= Independent Health =

American health insurance company

Independent Health Association, Inc. doing business as Independent Health, is a regional health insurance company headquartered in Williamsville, New York and serving Western New York; specifically, Allegany, Cattaraugus, Chautauqua, Erie, Genesee, Niagara, Orleans, and Wyoming Counties.

== Description ==
Independent Health is a 501(c)(4) nonprofit that reported a net income of $13.59 million on revenues of $1.57 billion in 2022.
The company employees about 1,600 people.
As of February 2024, Jim Dunlop Jr. is the president, and Michael Cropp is the CEO.

==History==
Independent Health has collaborated since 2016 with Social Mobility, Inc. on the Reddy Bike program, providing bikeshare service to the City of Buffalo, the University at Buffalo, and Niagara Falls, New York.

== Legal Issues and Settlements ==
In 2021, the U.S. Attorney's office for the Western District of New York filed suit under the False Claims Act against Independent Health and its subsidiary DxID in federal court, alleging that the two had submitted, or caused to be submitted, unsupported diagnoses for inflated Medicare Advantage payments.

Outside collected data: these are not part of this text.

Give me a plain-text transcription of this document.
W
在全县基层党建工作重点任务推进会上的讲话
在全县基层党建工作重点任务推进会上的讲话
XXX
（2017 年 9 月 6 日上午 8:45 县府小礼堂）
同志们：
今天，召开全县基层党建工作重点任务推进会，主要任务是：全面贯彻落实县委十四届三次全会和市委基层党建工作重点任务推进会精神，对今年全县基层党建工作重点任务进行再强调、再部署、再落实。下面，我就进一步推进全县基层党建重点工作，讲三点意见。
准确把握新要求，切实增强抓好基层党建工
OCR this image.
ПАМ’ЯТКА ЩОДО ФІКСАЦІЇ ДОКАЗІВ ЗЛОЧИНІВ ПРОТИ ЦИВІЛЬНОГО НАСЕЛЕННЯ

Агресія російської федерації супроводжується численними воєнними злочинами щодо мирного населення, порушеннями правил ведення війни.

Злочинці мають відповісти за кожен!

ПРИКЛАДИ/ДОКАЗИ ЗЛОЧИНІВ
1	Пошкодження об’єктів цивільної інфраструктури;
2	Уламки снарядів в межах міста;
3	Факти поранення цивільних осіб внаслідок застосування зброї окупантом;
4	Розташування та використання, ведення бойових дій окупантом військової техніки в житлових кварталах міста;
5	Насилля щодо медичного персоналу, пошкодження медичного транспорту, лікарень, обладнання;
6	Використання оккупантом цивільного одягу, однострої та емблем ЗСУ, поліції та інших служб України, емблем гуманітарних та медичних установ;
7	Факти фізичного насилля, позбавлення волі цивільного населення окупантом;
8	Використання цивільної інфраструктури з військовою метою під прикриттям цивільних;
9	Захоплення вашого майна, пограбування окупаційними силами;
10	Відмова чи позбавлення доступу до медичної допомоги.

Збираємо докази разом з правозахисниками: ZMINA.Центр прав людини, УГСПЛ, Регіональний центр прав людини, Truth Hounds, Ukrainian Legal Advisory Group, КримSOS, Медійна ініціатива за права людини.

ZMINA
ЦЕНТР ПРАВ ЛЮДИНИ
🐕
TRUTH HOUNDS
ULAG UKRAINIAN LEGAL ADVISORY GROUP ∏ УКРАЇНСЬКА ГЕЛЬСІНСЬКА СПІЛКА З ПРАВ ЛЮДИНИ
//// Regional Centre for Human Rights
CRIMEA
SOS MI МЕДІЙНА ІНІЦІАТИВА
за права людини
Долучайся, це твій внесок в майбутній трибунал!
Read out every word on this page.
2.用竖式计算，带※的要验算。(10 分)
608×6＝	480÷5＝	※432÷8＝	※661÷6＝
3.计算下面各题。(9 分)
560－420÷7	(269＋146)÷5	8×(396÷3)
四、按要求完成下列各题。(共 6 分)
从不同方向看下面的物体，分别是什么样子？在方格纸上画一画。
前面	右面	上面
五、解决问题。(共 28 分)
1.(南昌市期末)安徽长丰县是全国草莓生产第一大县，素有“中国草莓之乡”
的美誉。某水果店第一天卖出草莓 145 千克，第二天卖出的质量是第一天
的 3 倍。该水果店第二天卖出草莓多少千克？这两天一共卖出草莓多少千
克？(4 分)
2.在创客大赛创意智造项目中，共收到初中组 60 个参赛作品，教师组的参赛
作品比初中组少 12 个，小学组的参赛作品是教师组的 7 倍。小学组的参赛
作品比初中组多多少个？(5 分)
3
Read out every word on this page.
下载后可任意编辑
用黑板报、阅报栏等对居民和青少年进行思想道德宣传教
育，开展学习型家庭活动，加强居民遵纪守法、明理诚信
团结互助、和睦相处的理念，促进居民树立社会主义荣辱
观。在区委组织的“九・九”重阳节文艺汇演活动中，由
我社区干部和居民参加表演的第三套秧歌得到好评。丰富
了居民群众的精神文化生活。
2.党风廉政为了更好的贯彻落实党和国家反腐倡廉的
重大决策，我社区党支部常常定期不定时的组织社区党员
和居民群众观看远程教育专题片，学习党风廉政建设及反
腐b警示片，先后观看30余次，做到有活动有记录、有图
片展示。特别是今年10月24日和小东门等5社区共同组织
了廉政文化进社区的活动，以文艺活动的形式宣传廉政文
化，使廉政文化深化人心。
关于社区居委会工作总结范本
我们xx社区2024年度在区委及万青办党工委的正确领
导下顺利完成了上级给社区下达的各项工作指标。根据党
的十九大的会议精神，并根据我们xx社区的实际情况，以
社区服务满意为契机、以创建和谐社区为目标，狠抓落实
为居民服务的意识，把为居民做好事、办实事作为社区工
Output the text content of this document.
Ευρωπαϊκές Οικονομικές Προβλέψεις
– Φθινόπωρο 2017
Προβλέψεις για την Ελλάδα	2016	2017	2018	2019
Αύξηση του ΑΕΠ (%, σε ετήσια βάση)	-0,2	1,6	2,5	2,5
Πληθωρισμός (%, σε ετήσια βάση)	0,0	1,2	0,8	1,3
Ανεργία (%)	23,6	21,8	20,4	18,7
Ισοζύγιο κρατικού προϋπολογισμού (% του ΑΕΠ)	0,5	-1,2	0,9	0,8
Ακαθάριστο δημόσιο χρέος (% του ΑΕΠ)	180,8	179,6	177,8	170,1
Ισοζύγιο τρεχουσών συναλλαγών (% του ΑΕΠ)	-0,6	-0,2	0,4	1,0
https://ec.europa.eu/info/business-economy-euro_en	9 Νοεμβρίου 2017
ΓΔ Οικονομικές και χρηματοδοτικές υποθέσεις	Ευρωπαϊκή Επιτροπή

On January 3, 2023, the United States District Court, Western District of New York issued an opinion dismissing the conspiracy claim, but allowing the U.S. Attorney to file an amended complaint.

In December 2024, Independent Health agreed to pay up to $98 million to settle allegations of possible fraud. The settlement was related to claims of improper practices that resulted in overcharging the government. Key points of the settlement include:

- The total settlement amount could reach up to $98 million depending on a number of factors.
- The allegations involved fraudulent activities that led to overcharging government programs.
- This case represents a significant financial and reputational impact on Independent Health.